Farr is joined in questioning the status of the moth by California assemblymembers Jared Huffman (D – San Rafael) and Dave Jones (D – Sacramento); Senator Mark Leno (D – San Francisco), as well as former Senator Migden (D – San Francisco) and former Assemblymember John Laird (D -Santa Cruz). Other elected officials are expected to sign on to this request as the issue intensifies. The USDA announced recently that the petition is being seriously considered and that a review is to be released this spring.

"State and federal agriculture agencies put the cart before the horse," says Paul Schramski Towers, State Director of Pesticide Watch Education Fund. "Rather than identifying and publicizing the lack of a threat posed by the apple moth, the agencies rushed to declare an emergency. Reclassification puts the moth in its place."

An executive summary of the petition can be found in the Documents section
of the http://www.stopthespray.org website.
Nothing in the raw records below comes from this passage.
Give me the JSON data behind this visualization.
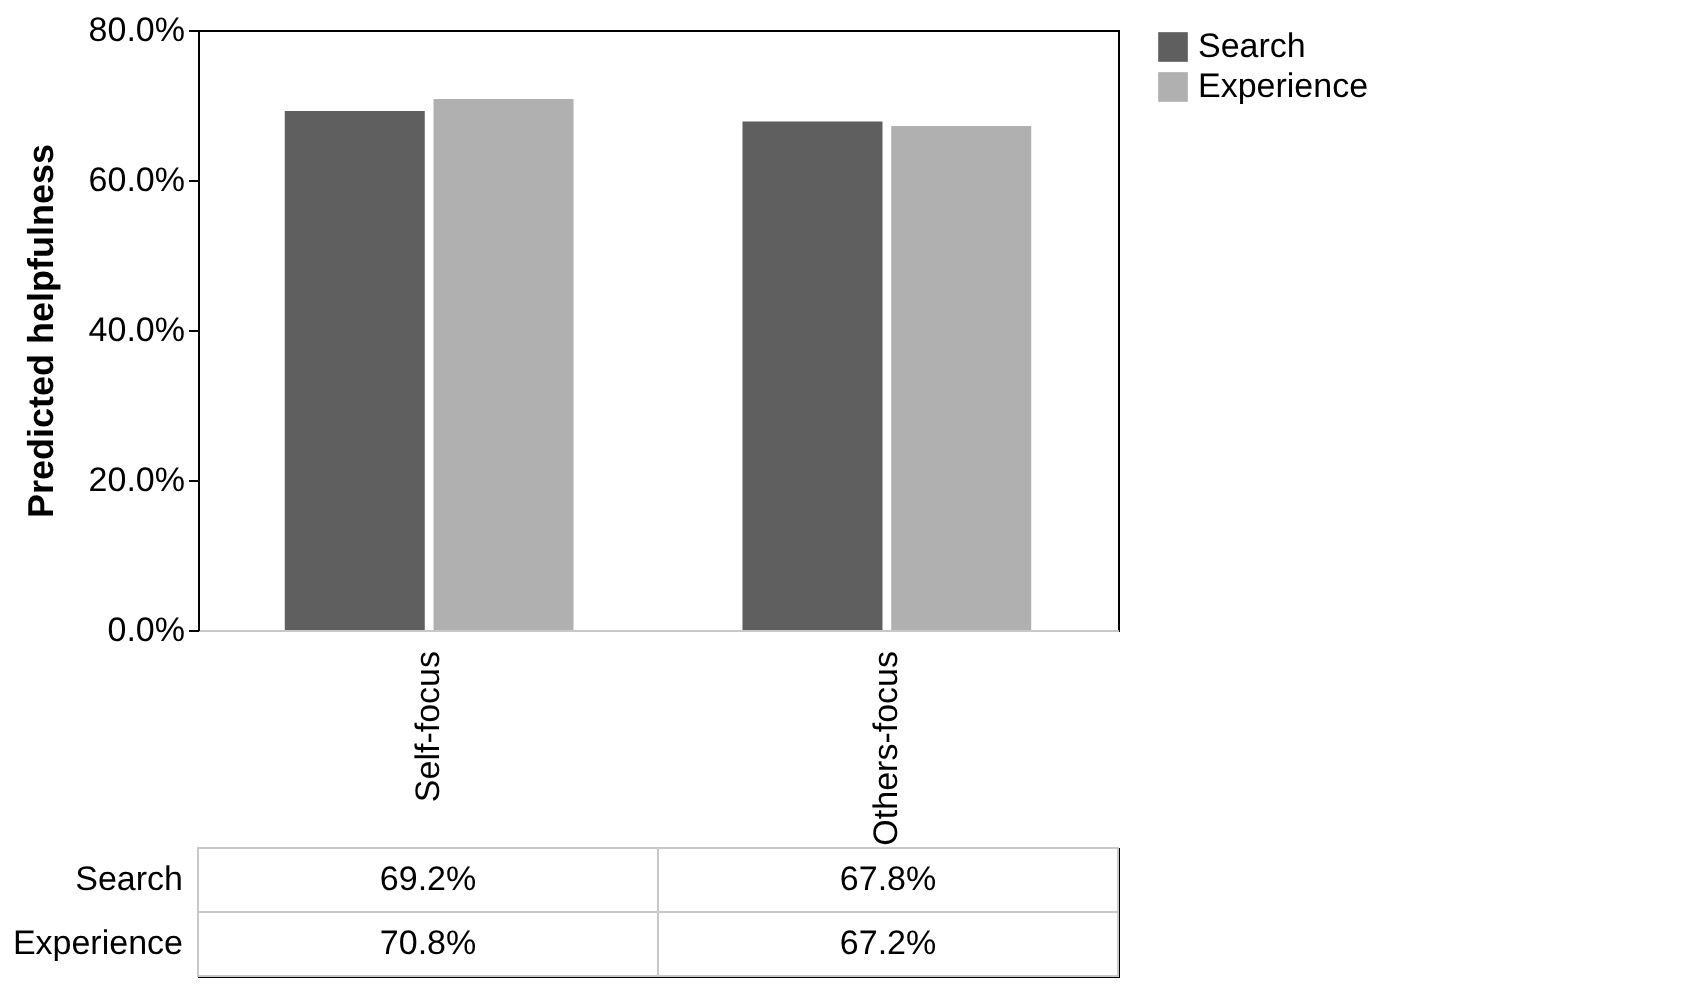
{
  "chart_data": {
    "type": "bar",
    "ylabel": "Predicted helpfulness",
    "categories": [
      "Self-focus",
      "Others-focus"
    ],
    "series": [
      {
        "name": "Search",
        "color": "#5f5f5f",
        "values": [
          69.2,
          67.8
        ],
        "value_labels": [
          "69.2%",
          "67.8%"
        ]
      },
      {
        "name": "Experience",
        "color": "#b0b0b0",
        "values": [
          70.8,
          67.2
        ],
        "value_labels": [
          "70.8%",
          "67.2%"
        ]
      }
    ],
    "ylim": [
      0,
      80
    ],
    "yticks": [
      {
        "value": 0,
        "label": "0.0%"
      },
      {
        "value": 20,
        "label": "20.0%"
      },
      {
        "value": 40,
        "label": "40.0%"
      },
      {
        "value": 60,
        "label": "60.0%"
      },
      {
        "value": 80,
        "label": "80.0%"
      }
    ],
    "grid": false,
    "legend": "right"
  }
}
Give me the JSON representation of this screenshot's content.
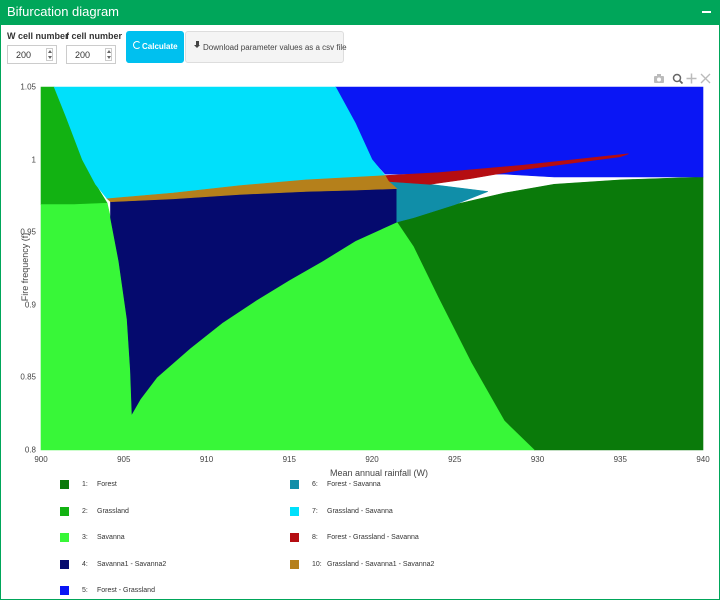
{
  "header": {
    "title": "Bifurcation diagram"
  },
  "controls": {
    "w_label": "W cell number",
    "w_value": "200",
    "f_label": "f cell number",
    "f_value": "200",
    "calc_label": "Calculate",
    "download_label": "Download parameter values as a csv file"
  },
  "modebar": {
    "icons": [
      "camera-icon",
      "zoom-icon",
      "pan-icon",
      "autoscale-icon"
    ]
  },
  "chart_data": {
    "type": "heatmap",
    "title": "",
    "xlabel": "Mean annual rainfall (W)",
    "ylabel": "Fire frequency (f)",
    "xlim": [
      900,
      940
    ],
    "ylim": [
      0.8,
      1.05
    ],
    "x_ticks": [
      "900",
      "905",
      "910",
      "915",
      "920",
      "925",
      "930",
      "935",
      "940"
    ],
    "y_ticks": [
      "0.8",
      "0.85",
      "0.9",
      "0.95",
      "1",
      "1.05"
    ],
    "regions": [
      {
        "id": 1,
        "name": "Forest",
        "color": "#0a7a0a",
        "polygon": [
          [
            921.5,
            0.957
          ],
          [
            922.5,
            0.96
          ],
          [
            925,
            0.969
          ],
          [
            928,
            0.977
          ],
          [
            931,
            0.983
          ],
          [
            935,
            0.986
          ],
          [
            940,
            0.988
          ],
          [
            940,
            0.8
          ],
          [
            929.8,
            0.8
          ],
          [
            928,
            0.82
          ],
          [
            926,
            0.86
          ],
          [
            924,
            0.905
          ],
          [
            922.5,
            0.94
          ]
        ]
      },
      {
        "id": 2,
        "name": "Grassland",
        "color": "#12b212",
        "polygon": [
          [
            900,
            1.05
          ],
          [
            900.8,
            1.05
          ],
          [
            901.5,
            1.03
          ],
          [
            902.5,
            1.0
          ],
          [
            903.3,
            0.983
          ],
          [
            904,
            0.97
          ],
          [
            902,
            0.969
          ],
          [
            900,
            0.969
          ]
        ]
      },
      {
        "id": 3,
        "name": "Savanna",
        "color": "#38f738",
        "polygon": [
          [
            900,
            0.969
          ],
          [
            902,
            0.969
          ],
          [
            904,
            0.97
          ],
          [
            904.2,
            0.96
          ],
          [
            904.7,
            0.93
          ],
          [
            905.2,
            0.89
          ],
          [
            905.4,
            0.855
          ],
          [
            905.5,
            0.825
          ],
          [
            906,
            0.835
          ],
          [
            907,
            0.85
          ],
          [
            909,
            0.87
          ],
          [
            911,
            0.888
          ],
          [
            913,
            0.903
          ],
          [
            915,
            0.917
          ],
          [
            917,
            0.93
          ],
          [
            919,
            0.944
          ],
          [
            921.5,
            0.957
          ],
          [
            922.5,
            0.94
          ],
          [
            924,
            0.905
          ],
          [
            926,
            0.86
          ],
          [
            928,
            0.82
          ],
          [
            929.8,
            0.8
          ],
          [
            900,
            0.8
          ]
        ]
      },
      {
        "id": 4,
        "name": "Savanna1 - Savanna2",
        "color": "#050a6e",
        "polygon": [
          [
            904.2,
            0.971
          ],
          [
            908,
            0.973
          ],
          [
            912,
            0.976
          ],
          [
            916,
            0.978
          ],
          [
            919,
            0.979
          ],
          [
            921.5,
            0.98
          ],
          [
            921.5,
            0.957
          ],
          [
            919,
            0.944
          ],
          [
            917,
            0.93
          ],
          [
            915,
            0.917
          ],
          [
            913,
            0.903
          ],
          [
            911,
            0.888
          ],
          [
            909,
            0.87
          ],
          [
            907,
            0.85
          ],
          [
            906,
            0.835
          ],
          [
            905.5,
            0.825
          ],
          [
            905.4,
            0.855
          ],
          [
            905.2,
            0.89
          ],
          [
            904.7,
            0.93
          ],
          [
            904.2,
            0.96
          ]
        ]
      },
      {
        "id": 5,
        "name": "Forest - Grassland",
        "color": "#0a16f5",
        "polygon": [
          [
            917.8,
            1.05
          ],
          [
            940,
            1.05
          ],
          [
            940,
            0.988
          ],
          [
            931,
            0.988
          ],
          [
            928,
            0.99
          ],
          [
            925,
            0.99
          ],
          [
            922,
            0.99
          ],
          [
            920.8,
            0.99
          ],
          [
            920,
            1.0
          ],
          [
            919,
            1.025
          ]
        ]
      },
      {
        "id": 6,
        "name": "Forest - Savanna",
        "color": "#108ea8",
        "polygon": [
          [
            921,
            0.985
          ],
          [
            923.5,
            0.983
          ],
          [
            927,
            0.978
          ],
          [
            925,
            0.969
          ],
          [
            922.5,
            0.96
          ],
          [
            921.5,
            0.957
          ],
          [
            921.5,
            0.98
          ]
        ]
      },
      {
        "id": 7,
        "name": "Grassland - Savanna",
        "color": "#00e0fb",
        "polygon": [
          [
            900.8,
            1.05
          ],
          [
            917.8,
            1.05
          ],
          [
            919,
            1.025
          ],
          [
            920,
            1.0
          ],
          [
            920.8,
            0.989
          ],
          [
            916,
            0.986
          ],
          [
            912,
            0.982
          ],
          [
            908,
            0.977
          ],
          [
            904,
            0.973
          ],
          [
            903.3,
            0.983
          ],
          [
            902.5,
            1.0
          ],
          [
            901.5,
            1.03
          ]
        ]
      },
      {
        "id": 8,
        "name": "Forest - Grassland - Savanna",
        "color": "#b50d12",
        "polygon": [
          [
            920.8,
            0.989
          ],
          [
            924,
            0.991
          ],
          [
            929,
            0.996
          ],
          [
            935.5,
            1.004
          ],
          [
            935,
            1.002
          ],
          [
            929,
            0.993
          ],
          [
            926,
            0.987
          ],
          [
            923.5,
            0.983
          ],
          [
            921,
            0.985
          ]
        ]
      },
      {
        "id": 10,
        "name": "Grassland - Savanna1 - Savanna2",
        "color": "#b5801b",
        "polygon": [
          [
            904,
            0.973
          ],
          [
            908,
            0.977
          ],
          [
            912,
            0.982
          ],
          [
            916,
            0.986
          ],
          [
            920.8,
            0.989
          ],
          [
            921,
            0.985
          ],
          [
            921.5,
            0.98
          ],
          [
            919,
            0.979
          ],
          [
            916,
            0.978
          ],
          [
            912,
            0.976
          ],
          [
            908,
            0.973
          ],
          [
            904.2,
            0.971
          ]
        ]
      }
    ],
    "legend": [
      {
        "num": "1:",
        "label": "Forest",
        "color": "#0a7a0a",
        "col": 0
      },
      {
        "num": "2:",
        "label": "Grassland",
        "color": "#12b212",
        "col": 0
      },
      {
        "num": "3:",
        "label": "Savanna",
        "color": "#38f738",
        "col": 0
      },
      {
        "num": "4:",
        "label": "Savanna1 - Savanna2",
        "color": "#050a6e",
        "col": 0
      },
      {
        "num": "5:",
        "label": "Forest - Grassland",
        "color": "#0a16f5",
        "col": 0
      },
      {
        "num": "6:",
        "label": "Forest - Savanna",
        "color": "#108ea8",
        "col": 1
      },
      {
        "num": "7:",
        "label": "Grassland - Savanna",
        "color": "#00e0fb",
        "col": 1
      },
      {
        "num": "8:",
        "label": "Forest - Grassland - Savanna",
        "color": "#b50d12",
        "col": 1
      },
      {
        "num": "10:",
        "label": "Grassland - Savanna1 - Savanna2",
        "color": "#b5801b",
        "col": 1
      }
    ]
  }
}
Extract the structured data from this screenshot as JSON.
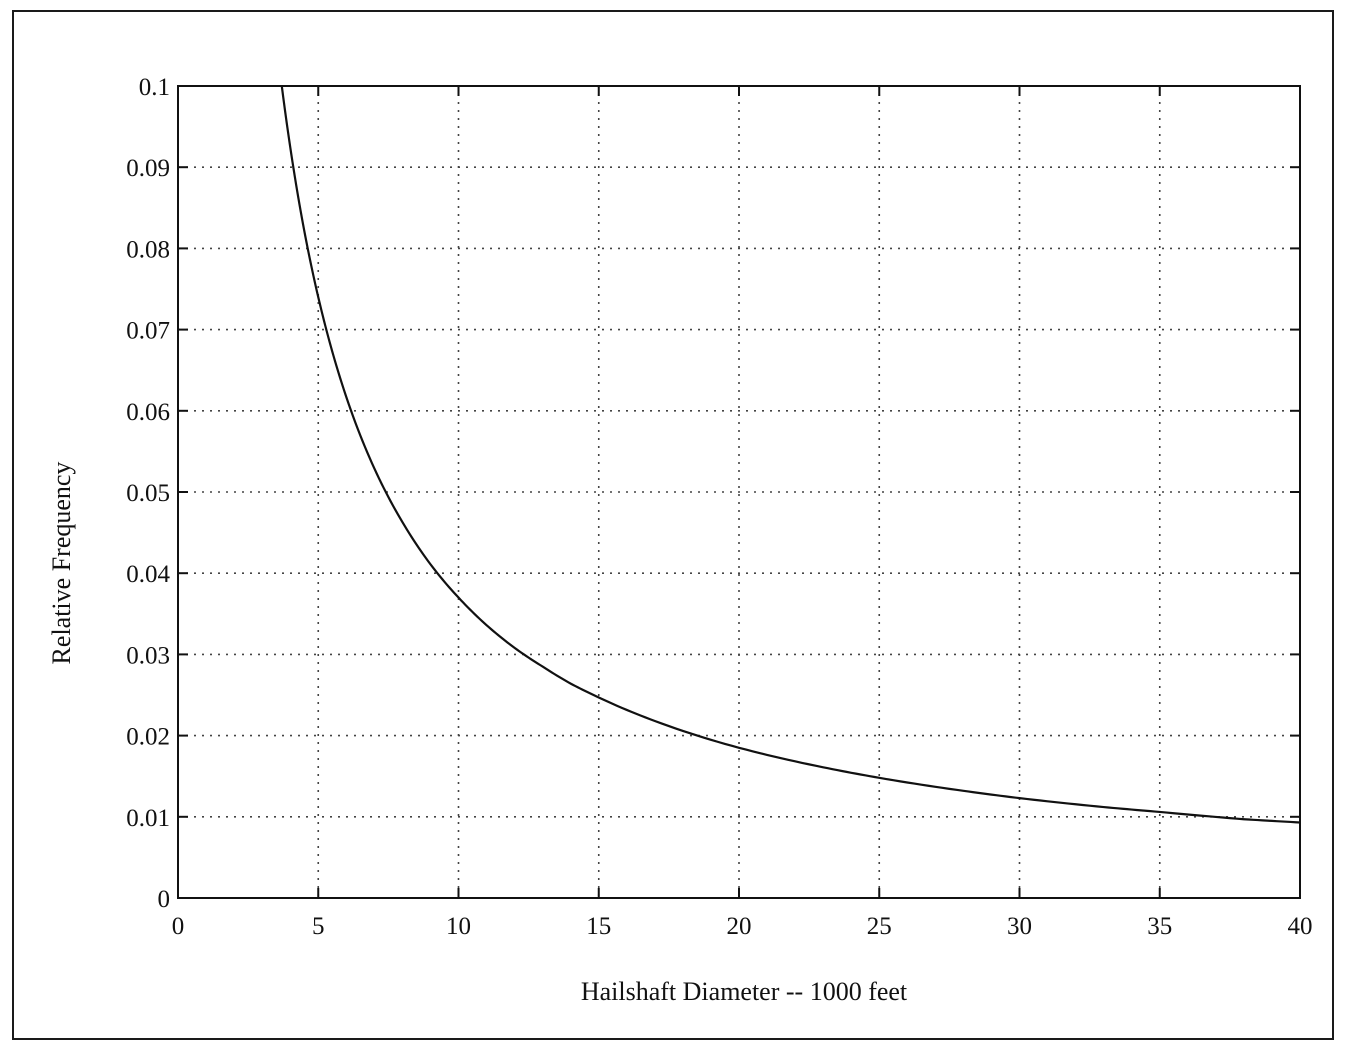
{
  "chart_data": {
    "type": "line",
    "title": "",
    "xlabel": "Hailshaft Diameter -- 1000 feet",
    "ylabel": "Relative Frequency",
    "xlim": [
      0,
      40
    ],
    "ylim": [
      0,
      0.1
    ],
    "grid": true,
    "x_ticks": [
      0,
      5,
      10,
      15,
      20,
      25,
      30,
      35,
      40
    ],
    "x_tick_labels": [
      "0",
      "5",
      "10",
      "15",
      "20",
      "25",
      "30",
      "35",
      "40"
    ],
    "y_ticks": [
      0,
      0.01,
      0.02,
      0.03,
      0.04,
      0.05,
      0.06,
      0.07,
      0.08,
      0.09,
      0.1
    ],
    "y_tick_labels": [
      "0",
      "0.01",
      "0.02",
      "0.03",
      "0.04",
      "0.05",
      "0.06",
      "0.07",
      "0.08",
      "0.09",
      "0.1"
    ],
    "series": [
      {
        "x": [
          3.7,
          4,
          4.5,
          5,
          5.5,
          6,
          7,
          8,
          9,
          10,
          11,
          12,
          13,
          14,
          15,
          17,
          20,
          23,
          25,
          28,
          30,
          33,
          35,
          38,
          40
        ],
        "y": [
          0.1,
          0.0925,
          0.0822,
          0.074,
          0.0673,
          0.0617,
          0.0529,
          0.0463,
          0.0411,
          0.037,
          0.0336,
          0.0308,
          0.0285,
          0.0264,
          0.0247,
          0.0218,
          0.0185,
          0.0161,
          0.0148,
          0.0132,
          0.0123,
          0.0112,
          0.0106,
          0.0097,
          0.0093
        ]
      }
    ]
  }
}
The letter calling for reclassification can be downloaded at http://www.stopthespray.org/lbam/

...................................


About the Light Brown Apple Moth (LBAM) eradication program

The Light-brown Apple Moth (LBAM) was officially discovered in California in 2007 although it may have been in the state for up to 30 years. The California Department of Agriculture (CDFA) declared an administrative emergency, established quarantine zones, and launched a multi-million dollar eradication program. Aerial pesticide sprayings in the Monterey Bay area in fall 2007 resulted in reports of environmental damage and more than 600 health complaints. The pesticide spray posed a severe
respiratory hazard and contained ingredients with established carcinogenic, mutagenic, and reproductive toxicities. CDFA announced on June 19, 2008, that it would no longer aerially spray urban areas for LBAM, but the eradication program, which proposes toxic ground treatments, continues.

About Stop The Spray

Stop The Spray (http://www.stopthespray.org) is a grass-roots movement in response to the aerial sprayings on the Monterey Peninsula. Stop The Spray has organizations throughout the entire San Francisco and Monterey Bay areas, extending from Sonoma through Marin, San Francisco, the East Bay, and south to San Mateo county, Santa Cruz and Monterey.